If, following your investor correspondence you are convinced that the startup is for you, the next logical port of call would be the CEO/founder. This individual has a story—explore it. In my experience, I have rarely encountered CEOs or founders with a predictable life, who could be characterized as ‘normal’—by definition, they don’t fit the mold. But you want them to have that spark of madness that is constructive, that is being channelled in the right direction.

If they’ve never had a traffic violation and are universally adored—move on. These are not the disruptors and innovators you want to work alongside. Don’t chase boring. Chase bold. Listen to your gut. Ask yourself: Do you admire them? Do you trust their judgement? Do you appreciate their charisma? Do you recognise vision, tenacity, brilliance? Would you be proud to have them as a peer? If the answer is yes more often than not, you’re on to a winner.

Speak to employees

In addition to connecting with the leadership team, the startup’s employees will provide invaluable insights to base your decision upon, particularly if there are two founders or more. One of the biggest value killers in a company is when founders don’t get along, or when they don’t get along with the board. This is where gossip matters. How do the employees view the situation? You want them to be unflinching in their feedback. Is it a productive and respectful workplace? If not, perhaps you should tread lightly around your decision to join. Try to get a sense of the underlying energy, the company culture—that is what sets companies apart. For example, if an important work-related issue crops up on a Friday night, how quickly do people respond? How many people just wait until Monday? How much respect do they have for the urgency of the situation, for the immediate needs of the business?

Treat the interview like a date

Seriously. View the interview process through the lens of a date, and the startup as a prospective suitor. Do you feel chemistry? Do you think this could be a fruitful partnership, a long-lasting professional relationship with counter-dependency? Trust your instincts. However, before you go for the interview, do your own market research. Leave no stone unturned in your efforts to find out as much intel as you can regarding the competitive landscape and market trends. Find out what you need to know because you’re not in a position to play Cinderella.

Arrive at the interview armed with questions. If you pick up a sense of ambiguity around trends or competitors, that’s a major red flag.

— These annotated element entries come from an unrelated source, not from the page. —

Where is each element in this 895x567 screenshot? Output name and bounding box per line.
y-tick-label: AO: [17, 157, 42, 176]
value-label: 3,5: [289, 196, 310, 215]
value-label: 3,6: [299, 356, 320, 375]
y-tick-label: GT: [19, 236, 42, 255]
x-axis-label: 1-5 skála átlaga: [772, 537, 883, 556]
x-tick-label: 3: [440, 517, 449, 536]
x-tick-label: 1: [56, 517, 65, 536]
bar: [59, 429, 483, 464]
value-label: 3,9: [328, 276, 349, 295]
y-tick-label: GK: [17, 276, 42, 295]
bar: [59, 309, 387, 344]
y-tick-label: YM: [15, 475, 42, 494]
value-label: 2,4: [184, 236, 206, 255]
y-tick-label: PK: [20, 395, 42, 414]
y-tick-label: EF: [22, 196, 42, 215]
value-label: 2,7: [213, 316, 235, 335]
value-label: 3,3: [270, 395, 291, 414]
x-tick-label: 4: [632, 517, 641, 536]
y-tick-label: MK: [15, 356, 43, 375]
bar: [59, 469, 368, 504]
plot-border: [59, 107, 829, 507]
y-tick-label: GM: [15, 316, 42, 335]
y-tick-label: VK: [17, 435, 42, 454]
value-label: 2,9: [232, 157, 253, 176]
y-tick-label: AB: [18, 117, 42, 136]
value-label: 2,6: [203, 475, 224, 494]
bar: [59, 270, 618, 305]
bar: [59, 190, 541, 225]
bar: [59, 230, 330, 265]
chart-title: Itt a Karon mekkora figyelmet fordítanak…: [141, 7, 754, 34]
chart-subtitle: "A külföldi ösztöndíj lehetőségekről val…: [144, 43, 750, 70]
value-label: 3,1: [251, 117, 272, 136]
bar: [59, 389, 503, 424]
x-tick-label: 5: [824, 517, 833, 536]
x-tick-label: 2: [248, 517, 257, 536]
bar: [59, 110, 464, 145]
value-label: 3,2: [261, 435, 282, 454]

Seek clarity on the business model

Before signing the dotted line, you need to develop a rigorous understanding of the company’s business model. If it’s a ‘winner takes all’ model, it’s a much bigger risk. Make sure the justification for the startup to exist is compelling. Who is the target audience? Are there prospective customers waiting for the project to be launched? Even if the company is in the very early stages of development, you want to see that there is a clear customer appetite: Would they pay for the service and implement it tomorrow? To properly determine if there’s a real market demand for the offering, ask to be a fly on the wall during a customer meeting.

When startups fail, one of the most popular excuses that gets thrown around is external market conditions. This is not always the case. There are signals, writing on the wall, indicators that reveal the health of a startup, or whether they are equipped to thrive long-term. If the company is on its toes, it can see ahead of the curve, anticipate problems, and address them before they become an existential threat. Some companies won’t have a chance from the get-go, because there’s already a critical mass of operators that own the market.

Finally, recognize the unique benefits of being part of a small group of people with synergy around creating value. That’s the joy of joining a startup. Dive in head first, and be available at any time. Don’t view yourself as an employee, but a partner. You will grow, you will learn, and you will challenge yourself in meaningful ways. But vigorous due diligence is a prerequisite to success, so my parting advice is to take the time to fully vet the opportunity.


Yuval Tal is managing partner at Team8.